Longtemps ignorée dans les rayons beauté, la vulve commence enfin à obtenir l’attention qu’elle mérite. Après des décennies de produits standardisés et souvent trop agressifs, une nouvelle génération de soins naturels et bio s’impose, portée par des marques françaises fondées par des femmes qui connaissent le sujet de l’intérieur. Un changement de regard autant que de formule.
Des ingrédients pensés pour une zone particulièrement sensible
La vulve n’est pas une peau comme les autres. Ses muqueuses sont fragiles, son microbiome subtil, et tout ce qu’on y applique peut avoir des répercussions sur l’équilibre intime. C’est ce constat qui a poussé Bethsabée Krivoshey, ex-journaliste spécialisée en sexualité pour Glamour et Vanity Fair, à créer avec son amie Cécilia Capece une marque entièrement dédiée à ce soin : Baubo. Leur produit phare, le Baume Vulve, est formulé à partir d’huiles végétales certifiées bio (coco, avocat, jojoba), d’un macérât de calendula et de cire d’abeille. Sans parfum, sans alcool, sans conservateurs agressifs, il agit comme un film protecteur qui apaise les irritations post-épilation, les frottements ou les inconforts liés aux variations hormonales, sans perturber le pH naturel. Fabriqué en France et testé sous contrôle dermatologique et gynécologique, il s’utilise aussi régulièrement qu’un baume pour les lèvres, mais pour la vulve. La marque propose également un Sérum Intime, plus fluide et pénétrant, conçu pour accompagner les moments de sécheresse liés au stress, à l’allaitement, à la contraception ou à la ménopause.

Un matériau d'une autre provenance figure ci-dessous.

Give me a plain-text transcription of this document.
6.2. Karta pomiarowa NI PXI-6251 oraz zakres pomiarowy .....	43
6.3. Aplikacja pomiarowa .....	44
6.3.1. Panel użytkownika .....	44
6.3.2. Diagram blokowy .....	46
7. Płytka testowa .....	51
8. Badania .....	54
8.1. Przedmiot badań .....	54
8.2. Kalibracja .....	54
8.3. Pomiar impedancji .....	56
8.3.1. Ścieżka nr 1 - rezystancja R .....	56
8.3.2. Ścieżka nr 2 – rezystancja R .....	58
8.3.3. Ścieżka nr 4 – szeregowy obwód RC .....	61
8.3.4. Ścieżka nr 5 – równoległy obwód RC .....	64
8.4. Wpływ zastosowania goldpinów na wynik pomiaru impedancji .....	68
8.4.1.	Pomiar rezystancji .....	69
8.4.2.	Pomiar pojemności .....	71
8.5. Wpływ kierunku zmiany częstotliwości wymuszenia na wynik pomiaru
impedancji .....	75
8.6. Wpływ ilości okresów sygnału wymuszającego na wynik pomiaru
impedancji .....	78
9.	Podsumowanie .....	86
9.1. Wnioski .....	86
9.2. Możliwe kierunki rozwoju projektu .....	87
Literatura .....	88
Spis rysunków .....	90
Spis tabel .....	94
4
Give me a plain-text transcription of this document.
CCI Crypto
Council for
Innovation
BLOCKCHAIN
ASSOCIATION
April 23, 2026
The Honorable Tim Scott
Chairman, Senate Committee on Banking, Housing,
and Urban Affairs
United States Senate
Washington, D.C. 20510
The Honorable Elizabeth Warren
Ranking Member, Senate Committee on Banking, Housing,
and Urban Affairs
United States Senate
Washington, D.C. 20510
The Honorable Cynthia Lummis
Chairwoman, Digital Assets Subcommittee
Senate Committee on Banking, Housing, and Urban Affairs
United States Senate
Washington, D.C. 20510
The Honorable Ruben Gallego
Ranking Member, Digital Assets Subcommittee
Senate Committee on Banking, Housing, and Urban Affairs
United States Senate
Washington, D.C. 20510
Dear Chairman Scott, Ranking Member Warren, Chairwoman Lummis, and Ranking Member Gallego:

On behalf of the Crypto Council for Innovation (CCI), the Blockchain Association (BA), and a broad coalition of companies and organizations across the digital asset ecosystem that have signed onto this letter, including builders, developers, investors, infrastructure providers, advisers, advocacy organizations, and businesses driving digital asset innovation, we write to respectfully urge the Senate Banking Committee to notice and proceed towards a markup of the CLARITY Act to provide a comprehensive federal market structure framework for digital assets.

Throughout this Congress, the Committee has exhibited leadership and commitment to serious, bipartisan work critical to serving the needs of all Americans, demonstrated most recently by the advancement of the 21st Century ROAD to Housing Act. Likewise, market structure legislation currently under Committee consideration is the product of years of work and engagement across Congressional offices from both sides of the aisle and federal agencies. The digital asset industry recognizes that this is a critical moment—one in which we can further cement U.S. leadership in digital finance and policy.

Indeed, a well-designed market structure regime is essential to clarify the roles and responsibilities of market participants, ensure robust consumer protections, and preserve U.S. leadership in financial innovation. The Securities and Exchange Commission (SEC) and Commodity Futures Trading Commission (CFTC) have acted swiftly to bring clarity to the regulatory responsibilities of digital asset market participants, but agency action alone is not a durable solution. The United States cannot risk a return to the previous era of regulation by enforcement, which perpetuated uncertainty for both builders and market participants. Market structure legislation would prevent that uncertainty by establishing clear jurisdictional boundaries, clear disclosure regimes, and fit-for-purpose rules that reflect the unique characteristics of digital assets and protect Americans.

Un marché en pleine mutation, des femmes qui reprennent la main
Le succès de ce type de produit n’est pas un hasard. En France, le marché de l’hygiène féminine pèse environ 439 millions d’euros et se valorise, même si les volumes reculent légèrement : les femmes achètent moins mais mieux, en privilégiant des formules plus qualitatives. À l’échelle mondiale, le marché des soins intimes féminins représentait 44,31 milliards de dollars en 2024, avec une projection à 76,58 milliards d’ici 2035. Ce mouvement porte un nom dans le secteur : la FemCare. Plus qu’une tendance marketing, c’est une transformation culturelle. Près d’une Française sur trois avoue avoir du mal à parler de ses troubles gynécologiques, et ce chiffre monte à 42 % chez les 18-34 ans, selon une étude YouGov pour Livi publiée en avril 2025. Résultat : beaucoup repoussent des consultations ou n’osent tout simplement pas mettre de mots sur leurs inconforts. Les marques comme Baûbo s’inscrivent dans cette brèche, en proposant des produits qui normalisent la prise en soin de la vulve et en reversant, depuis 2019, 2 % de leurs ventes à Gynécologie Sans Frontières.
Prendre soin de soi intimement, c’est aussi apprendre à choisir les bons ingrédients, à lire les étiquettes et à ne pas appliquer n’importe quoi sur une zone aussi réactive. En cas de troubles persistants, un avis médical reste indispensable. Mais pour le quotidien, une formule bio, sobre et bien choisie peut suffire à changer le confort de beaucoup de journées.